Open source repository for QuickPIC
Other
74 stars 46 forks source link

Writing to multiple files when restarting from checkpoint #1

Closed vkbo closed 6 years ago

vkbo commented 7 years ago

I had to restart a simulation today due to a power interruption on the supercomputer I run QuickPIC on.

The simulation dumps data every 20 dT, and restart files every 5000. Restarting from 5001 today I noticed that when writing file 5001 QuickPIC also wrote to file 0001, then for 5021 it also wrote to 0021, etc. Doing a hash of the files reveals that content has changed. Still, it does not seem that the grid data itself has changed, at least not in the few data points I managed to check. So it is probably some meta-data being updated.

It is still a problem as it causes the file sync tools to re-download some 60GB of data in this case.

caozigao commented 7 years ago

Hi Veronica,

Could you show me how you set the parameters for the restart in your input deck? Thanks.

Best wishes,

Weiming An

On Jun 22, 2017, at 2:37 AM, Veronica Berglyd Olsen notifications@github.com wrote:

I had to restart a simulation today due to a power interruption on the supercomputer I run QuickPIC on.

The simulation dumps data every 20 dT, and restart files every 5000. Restarting from 5001 today I noticed that when writing file 5001 QuickPIC also wrote to file 0001, then for 5021 it also wrote to 0021, etc. Doing a hash of the files reveals that content has changed. Still, it does not seem that the grid data itself has changed, at least not in the few data points I managed to check. So it is probably some meta-data being updated.

It is still a problem as it causes the file sync tools to re-download some 60GB of data in this case.

— You are receiving this because you are subscribed to this thread. Reply to this email directly, view it on GitHub, or mute the thread.
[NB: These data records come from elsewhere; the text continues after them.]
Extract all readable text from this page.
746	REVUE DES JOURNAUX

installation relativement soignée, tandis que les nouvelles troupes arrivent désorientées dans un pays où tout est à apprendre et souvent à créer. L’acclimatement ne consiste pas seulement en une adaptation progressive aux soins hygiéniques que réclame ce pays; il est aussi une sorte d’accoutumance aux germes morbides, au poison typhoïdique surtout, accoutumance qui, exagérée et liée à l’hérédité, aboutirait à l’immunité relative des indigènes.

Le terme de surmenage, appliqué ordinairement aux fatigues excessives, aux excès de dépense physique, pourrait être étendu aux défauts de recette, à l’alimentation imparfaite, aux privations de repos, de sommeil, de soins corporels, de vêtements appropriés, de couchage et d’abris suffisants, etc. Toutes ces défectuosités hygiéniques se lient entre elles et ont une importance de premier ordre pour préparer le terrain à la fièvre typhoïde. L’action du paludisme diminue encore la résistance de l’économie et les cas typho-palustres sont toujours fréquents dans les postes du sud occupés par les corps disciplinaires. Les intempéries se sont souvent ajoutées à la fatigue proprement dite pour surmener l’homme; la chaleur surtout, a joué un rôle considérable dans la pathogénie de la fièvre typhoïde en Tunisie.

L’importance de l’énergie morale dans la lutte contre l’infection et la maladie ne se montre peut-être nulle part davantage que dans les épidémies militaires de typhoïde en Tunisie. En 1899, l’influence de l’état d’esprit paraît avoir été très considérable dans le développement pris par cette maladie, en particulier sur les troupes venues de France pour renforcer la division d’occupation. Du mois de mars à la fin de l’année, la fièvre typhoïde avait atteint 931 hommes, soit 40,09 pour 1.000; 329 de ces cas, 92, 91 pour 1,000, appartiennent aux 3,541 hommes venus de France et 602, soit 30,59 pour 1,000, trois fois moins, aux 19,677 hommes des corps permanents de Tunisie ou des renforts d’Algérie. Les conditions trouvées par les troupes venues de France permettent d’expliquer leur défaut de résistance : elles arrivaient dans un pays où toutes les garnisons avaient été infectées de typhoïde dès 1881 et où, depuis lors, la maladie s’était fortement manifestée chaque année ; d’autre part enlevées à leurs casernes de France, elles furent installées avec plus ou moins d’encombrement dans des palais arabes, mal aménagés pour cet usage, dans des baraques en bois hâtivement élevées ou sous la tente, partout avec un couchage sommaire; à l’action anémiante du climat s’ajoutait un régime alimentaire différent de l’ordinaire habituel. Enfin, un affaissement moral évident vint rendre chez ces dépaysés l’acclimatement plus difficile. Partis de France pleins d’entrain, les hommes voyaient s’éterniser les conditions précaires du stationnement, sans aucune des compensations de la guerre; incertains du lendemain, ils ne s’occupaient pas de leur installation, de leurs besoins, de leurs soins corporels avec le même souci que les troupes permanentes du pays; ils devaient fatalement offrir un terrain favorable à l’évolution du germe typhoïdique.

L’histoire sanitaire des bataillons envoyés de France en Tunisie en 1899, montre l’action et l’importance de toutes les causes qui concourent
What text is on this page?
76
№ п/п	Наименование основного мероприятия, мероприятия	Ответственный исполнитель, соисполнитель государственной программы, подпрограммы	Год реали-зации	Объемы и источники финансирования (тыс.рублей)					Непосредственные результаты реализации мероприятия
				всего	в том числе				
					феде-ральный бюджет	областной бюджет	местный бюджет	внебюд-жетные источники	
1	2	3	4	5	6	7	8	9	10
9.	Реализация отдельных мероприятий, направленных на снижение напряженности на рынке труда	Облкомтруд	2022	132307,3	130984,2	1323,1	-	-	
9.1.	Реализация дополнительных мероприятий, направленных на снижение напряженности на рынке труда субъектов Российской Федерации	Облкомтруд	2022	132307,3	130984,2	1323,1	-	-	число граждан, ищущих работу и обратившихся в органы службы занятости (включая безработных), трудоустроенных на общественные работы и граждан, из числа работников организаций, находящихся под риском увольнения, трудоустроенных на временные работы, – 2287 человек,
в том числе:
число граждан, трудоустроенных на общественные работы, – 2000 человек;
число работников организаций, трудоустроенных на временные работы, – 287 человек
vkbo commented 7 years ago

Hi Weiming,

I also noticed that some of the modified dump 5001 files were corrupt, so I just re-ran the whole simulation, but I believe the restart options I used were:

&Restart_File
 READ_RST_FILE = .true.,
 RST_TIMESTEP  = 5001,
 DUMP_RST_FILE = .true.,
 DFRST         = 5000,
/
caozigao commented 6 years ago

Hi Veronica,

I fixed the bug for simulation restart. Thank you very much for pointing that out.

Best wishes,

Weiming An